Yoti
- Founded: 2014
- Headquarters: London, England, United Kingdom
- Website: www.yoti.com

= Yoti =

British digital identity company

Yoti is a British company headquartered in London that operates age verification and digital identity services. The company was founded in 2014 by Duncan Francis, Noel Hayden, and Robin Tombs.

Yoti offers a facial age estimation service, which uses artificial intelligence to estimate whether an individual is over a specified age threshold without requiring the storage of identity documents. Its clients include many pornography websites, where the software is used to help operators comply with UK age-assurance and online safety regulations by verifying whether a user is over 18 using AI-driven facial age estimation or digital identity checks, as well as the social media service Instagram and the retailer John Lewis and in Microsoft in Brazil, Singapore and Australia.

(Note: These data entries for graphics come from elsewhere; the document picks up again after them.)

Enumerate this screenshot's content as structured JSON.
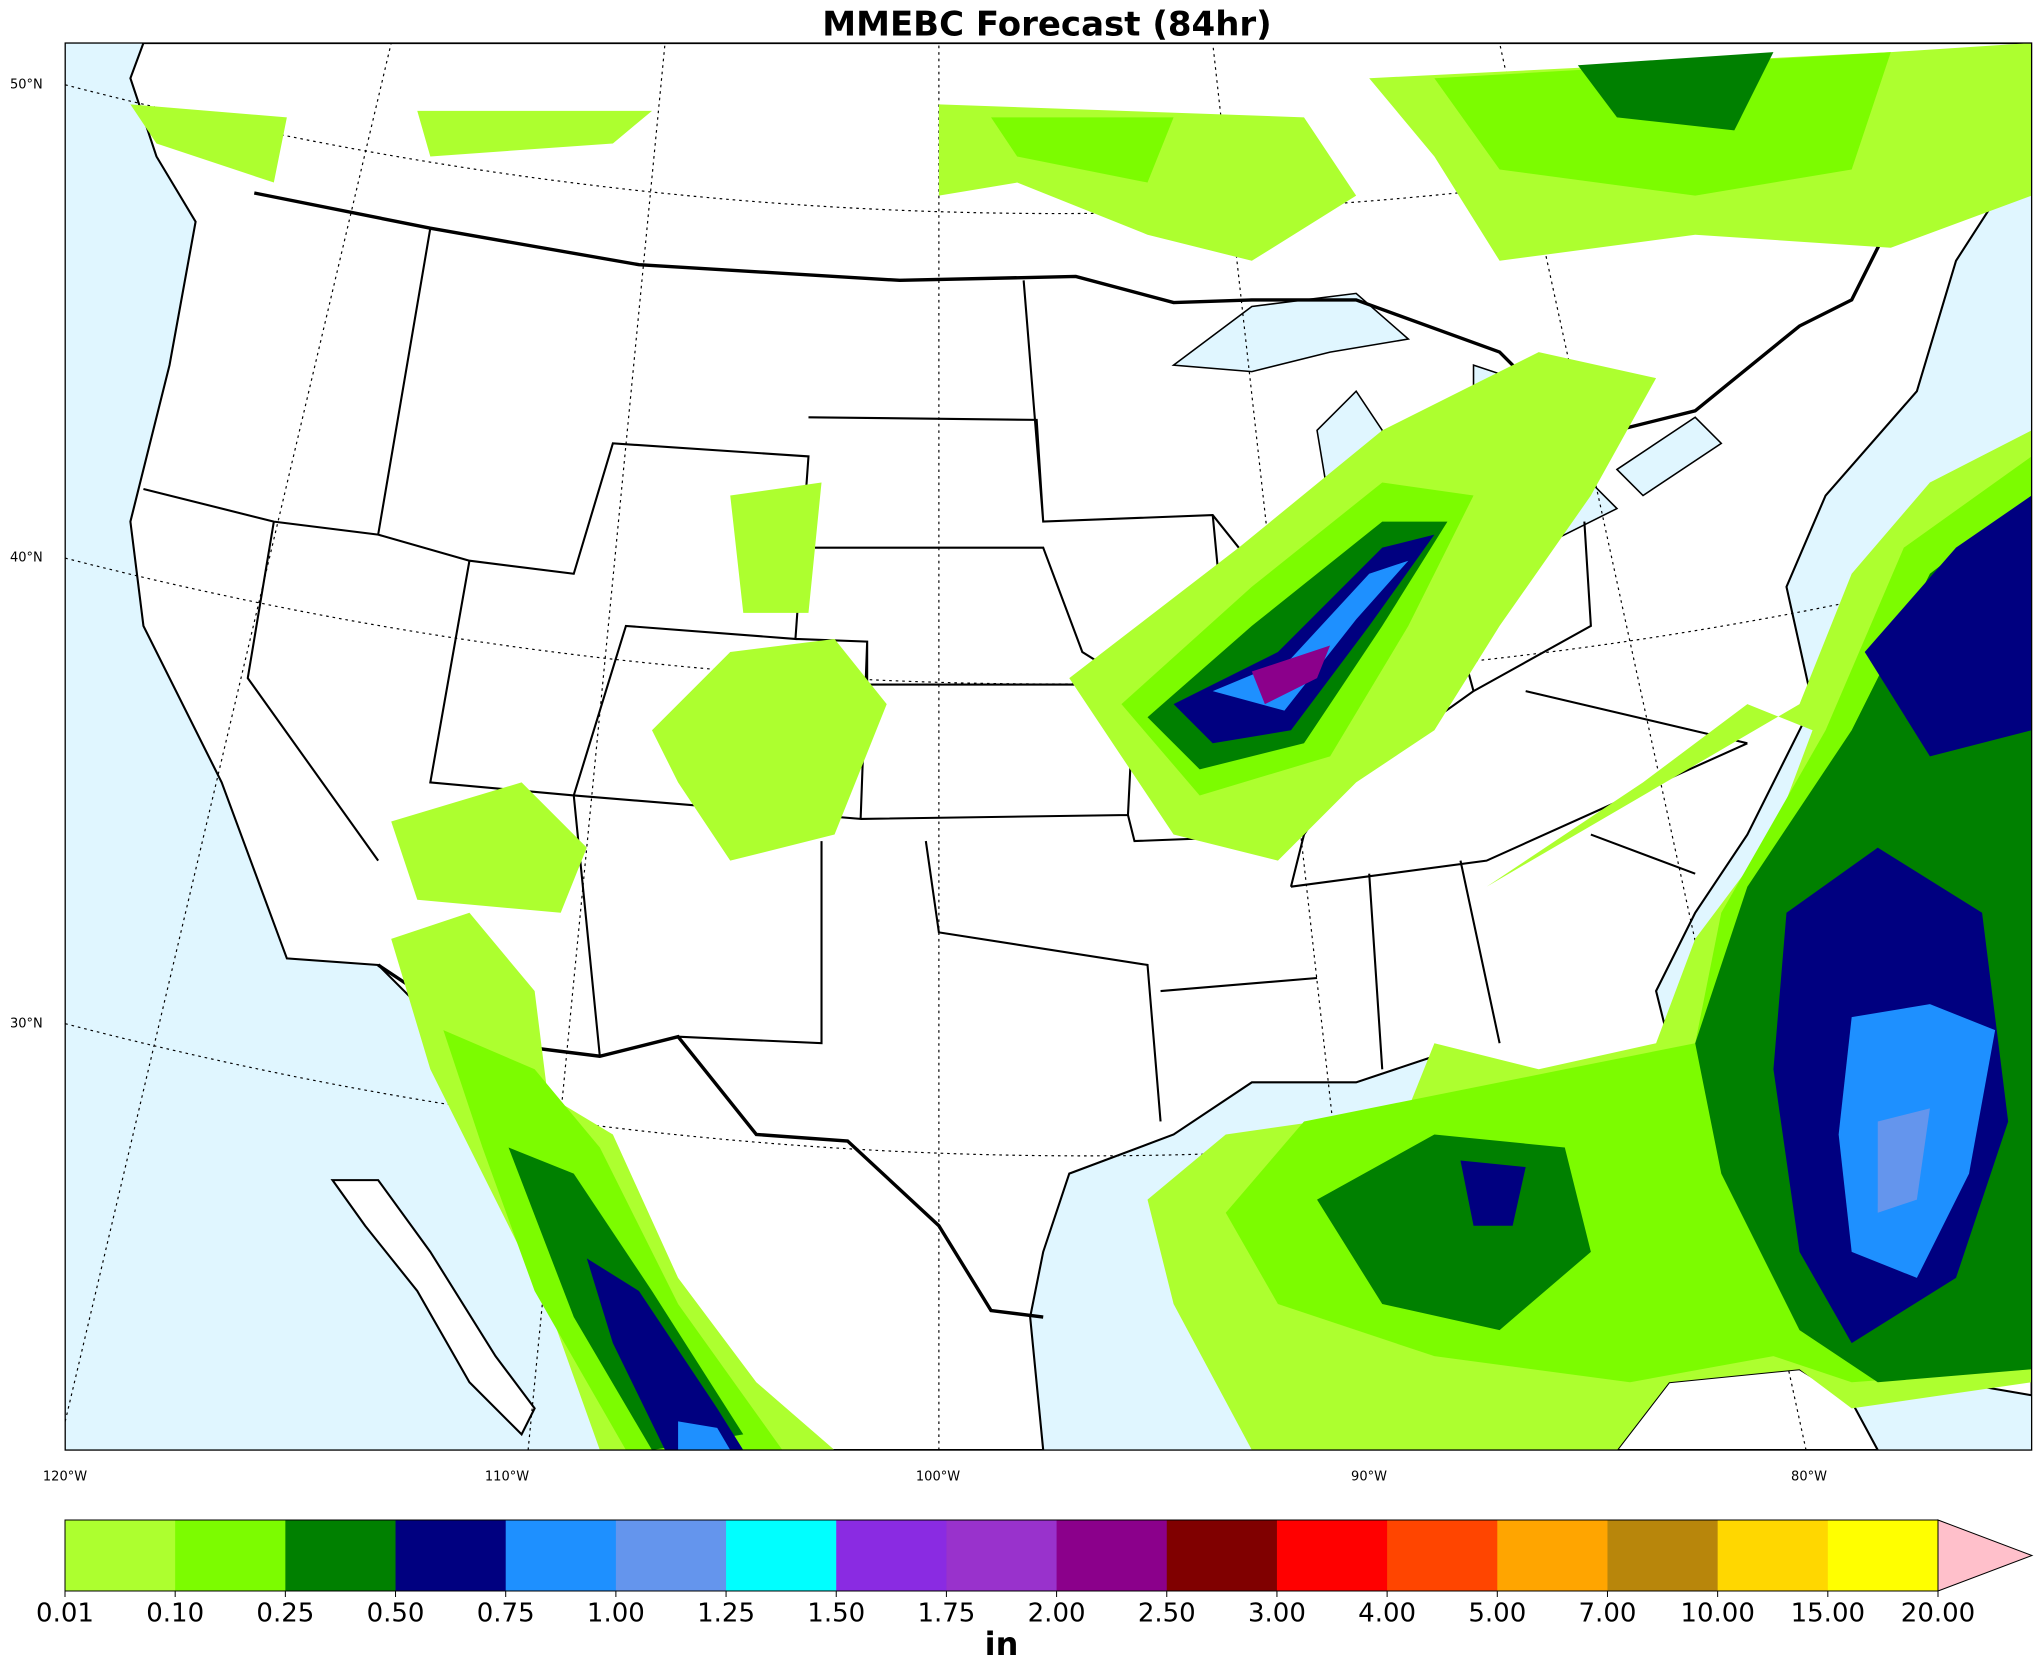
{
  "title": "MMEBC Forecast (84hr)",
  "latitude_labels": [
    "50°N",
    "40°N",
    "30°N"
  ],
  "longitude_labels": [
    "120°W",
    "110°W",
    "100°W",
    "90°W",
    "80°W"
  ],
  "colorbar": {
    "ticks": [
      "0.01",
      "0.10",
      "0.25",
      "0.50",
      "0.75",
      "1.00",
      "1.25",
      "1.50",
      "1.75",
      "2.00",
      "2.50",
      "3.00",
      "4.00",
      "5.00",
      "7.00",
      "10.00",
      "15.00",
      "20.00"
    ],
    "colors": [
      "#adff2f",
      "#7cfc00",
      "#008000",
      "#000080",
      "#1e90ff",
      "#6495ed",
      "#00ffff",
      "#8a2be2",
      "#9932cc",
      "#8b008b",
      "#800000",
      "#ff0000",
      "#ff4500",
      "#ffa500",
      "#b8860b",
      "#ffd700",
      "#ffff00"
    ],
    "extend_color": "#ffc0cb",
    "unit": "in"
  }
}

In July 2025, the United Kingdom government announced that it would begin testing artificial intelligence-based facial age estimation technology to assist in official age assessments of asylum seekers who arrive without valid documentation or whose claimed ages are disputed. The Home Office described the technology as a potentially rapid and cost-effective method to support existing age assessment procedures. Trials were scheduled to begin later in 2025, with further evaluation and assurance work planned ahead of broader integration into official processes during 2026. The proposal formed part of a wider government exploration of AI-driven tools for immigration and border management.

In March 2026, Yoti was fined €950,000 by the Spanish Data Protection Agency for three violations of the European Union's General Data Protection Regulation.